Le squadre sono delle multinazionali di giocatori che non si conoscono e che non conoscono spesso neanche le squadre in cui giocano, per loro giocare nell’Al-Ittihād, o nel Manchester United è diventata la stessa cosa, basta che vengono pagati. Sedotti dai soldi arabi, il calcio ha perso per strada George Best, Ryan Giggs, i giocatori moderni sono atleticamente forti, ma tecnicamente medi; sono le action figure: sanno fare solo due, tre movimenti, e li fanno bene solo per qualche stagione.

La velocità con cui si gioca è stucchevole, senza senso e confonde i Direttori Sportivi, che sono così incompetenti, che fanno il mercato dopo aver consultato solo le statistiche. Nella schematicità del calcio di oggi, non c’è un giocatore davvero superiore, sono tutti uguali, anche esteticamente si somigliano, anzi somigliano più a dei rapper che a degli sportivi. Nella staticità generale, poi, di colpo, arriva la nuova promessa del calcio mondiale, solitamente da qualche posto esotico, segna un po' di goal; arriva la squadra tossica di premeier league e lo compra pagandolo cifre spropositate. Poi il calciatore, dopo un anno o due, sparisce.

Il Chelsea attualmente ha una rosa di 42 giocatori, tutti strapagati, tutti inutili, così inutili che penso che neanche i tifosi se li ricordano. La grande promessa del calcio inglese, Dele Alli, è finito addirittura nel Como, in Arabia si confrontano, strapagati, ex promesse, ormai diventati anche ex calciatori che giocano ai ritmi dei tornei aziendali.

Ci siamo dimenticati le opere d’arte di Maradona, di Roberto Baggio, di Del Piero, la nazionale italiana è un deserto di mediocrità, non ha un mezzo campione, ma tanti bravi calciatori. Bravi ragazzi, ma che negli anni 90 avrebbero, probabilmente, anche fatto fatica a trovare spazio in serie B. Il secondo goal preso in Nation League contro la Germania è il manifesto del calcio italiano moderno. Anche le reti sono state snaturate, appena un giocatore segna, si ferma e fissa il vuoto; deve aspettare che circa 12 persone si mettono a guardare 5 schermi, da innumerevoli angolazioni, per verificare se un piede è un millimetro avanti o dietro, e sbagliano esattamente come gli arbitri quando arbitravano da soli, il Var è infatti inutile.
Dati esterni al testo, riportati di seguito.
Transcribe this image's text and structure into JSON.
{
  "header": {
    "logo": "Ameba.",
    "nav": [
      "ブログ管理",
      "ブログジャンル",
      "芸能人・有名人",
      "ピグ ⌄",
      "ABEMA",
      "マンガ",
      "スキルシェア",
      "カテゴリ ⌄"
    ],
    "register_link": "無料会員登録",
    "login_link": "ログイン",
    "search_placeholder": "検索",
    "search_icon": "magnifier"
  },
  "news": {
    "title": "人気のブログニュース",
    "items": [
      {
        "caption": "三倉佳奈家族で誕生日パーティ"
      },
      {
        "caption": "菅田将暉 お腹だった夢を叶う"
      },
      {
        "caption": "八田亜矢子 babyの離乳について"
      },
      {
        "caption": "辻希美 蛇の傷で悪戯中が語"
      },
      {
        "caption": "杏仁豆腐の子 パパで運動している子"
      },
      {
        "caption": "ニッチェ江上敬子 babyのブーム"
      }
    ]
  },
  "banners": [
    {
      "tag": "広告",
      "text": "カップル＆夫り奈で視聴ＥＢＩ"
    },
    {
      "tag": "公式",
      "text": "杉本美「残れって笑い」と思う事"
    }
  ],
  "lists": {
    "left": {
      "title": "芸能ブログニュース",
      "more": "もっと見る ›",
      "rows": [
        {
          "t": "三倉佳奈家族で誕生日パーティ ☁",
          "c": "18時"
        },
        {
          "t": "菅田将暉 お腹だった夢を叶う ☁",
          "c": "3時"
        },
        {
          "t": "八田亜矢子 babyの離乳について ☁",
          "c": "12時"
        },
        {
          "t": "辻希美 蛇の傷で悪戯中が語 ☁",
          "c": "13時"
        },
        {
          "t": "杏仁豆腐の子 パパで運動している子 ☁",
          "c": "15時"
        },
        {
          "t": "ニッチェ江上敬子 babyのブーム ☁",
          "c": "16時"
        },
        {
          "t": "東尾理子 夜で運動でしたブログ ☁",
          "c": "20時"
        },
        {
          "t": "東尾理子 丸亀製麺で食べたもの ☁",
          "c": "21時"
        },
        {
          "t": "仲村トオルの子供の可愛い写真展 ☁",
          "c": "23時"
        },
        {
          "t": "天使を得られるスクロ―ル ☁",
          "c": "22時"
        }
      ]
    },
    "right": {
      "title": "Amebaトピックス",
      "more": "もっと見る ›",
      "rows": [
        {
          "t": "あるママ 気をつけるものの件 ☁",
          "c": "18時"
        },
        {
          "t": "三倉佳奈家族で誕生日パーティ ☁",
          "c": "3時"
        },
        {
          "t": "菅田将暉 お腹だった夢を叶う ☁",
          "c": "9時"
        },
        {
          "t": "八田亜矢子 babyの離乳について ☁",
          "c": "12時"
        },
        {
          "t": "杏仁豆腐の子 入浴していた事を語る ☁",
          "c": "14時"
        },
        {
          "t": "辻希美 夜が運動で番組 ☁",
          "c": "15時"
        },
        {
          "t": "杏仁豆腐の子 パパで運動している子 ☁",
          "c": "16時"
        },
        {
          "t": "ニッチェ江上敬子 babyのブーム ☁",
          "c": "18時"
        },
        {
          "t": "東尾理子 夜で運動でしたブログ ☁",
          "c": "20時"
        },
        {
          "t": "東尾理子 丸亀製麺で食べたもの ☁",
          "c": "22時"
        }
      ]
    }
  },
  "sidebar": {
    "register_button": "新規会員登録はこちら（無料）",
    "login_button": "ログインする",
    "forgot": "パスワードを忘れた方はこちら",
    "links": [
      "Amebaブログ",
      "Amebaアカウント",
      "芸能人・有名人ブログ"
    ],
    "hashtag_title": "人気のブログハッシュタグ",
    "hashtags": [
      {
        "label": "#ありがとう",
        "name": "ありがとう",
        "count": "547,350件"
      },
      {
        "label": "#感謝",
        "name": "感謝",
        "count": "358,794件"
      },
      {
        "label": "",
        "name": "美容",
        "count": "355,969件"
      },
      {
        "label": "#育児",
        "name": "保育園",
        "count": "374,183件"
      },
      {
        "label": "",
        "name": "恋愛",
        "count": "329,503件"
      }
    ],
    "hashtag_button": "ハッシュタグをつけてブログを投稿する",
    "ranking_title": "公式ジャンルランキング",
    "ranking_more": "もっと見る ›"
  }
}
E cosa dire delle 50 partite che si giocano ogni anno? La qualità delle manifestazioni sportive è stata sacrificata sull’altare delle piattaforme di streaming che guadagnano cifre spaventose con uno sport che dovrebbe essere popolare, ma che non lo è più. Pasolini diceva che “il calcio è l’ultima rappresentazione sacra del nostro tempo. È rito nel fondo, anche se è evasione. Mentre altre rappresentazioni sacre, persino la messa, sono in declino, il calcio è l’unica rimastaci. Il calcio è lo spettacolo che ha sostituito il teatro”, ma oggi non penso che direbbe le stesse cose, ed inorridirebbe a sentire idiozie come “la pirateria uccide il calcio”.

Pure lo Stato si è lasciato anche abbindolare da questa buffonata, tanto che si investono cifre spaventose, si mettono in campo ingenti forze di polizia postale, per vedere se l’operaio di Metaponto non ha pagato l’abbonamento a DAZN. Le scuole cadono a pezzi, e noi ci preoccupiamo se qualcuno paga un abbonamento di qualche euro: pura follia predatoria. Ma la pirateria non uccide il calcio, il calcio viene ucciso dalle troppe partite, dai procuratori che fanno la cresta su ogni telefonata, da manifestazioni inutili come la UEFA Nation League, dalle pause nazionali, dagli allenatori che copiano Guardiola, senza però avere Xavi, Messi ed Iniesta in squadra. Il calcio moderno, giocato così, è lo specchio della società automatica, senza passione, è il trionfo della monotonia sulla passione per lo sport.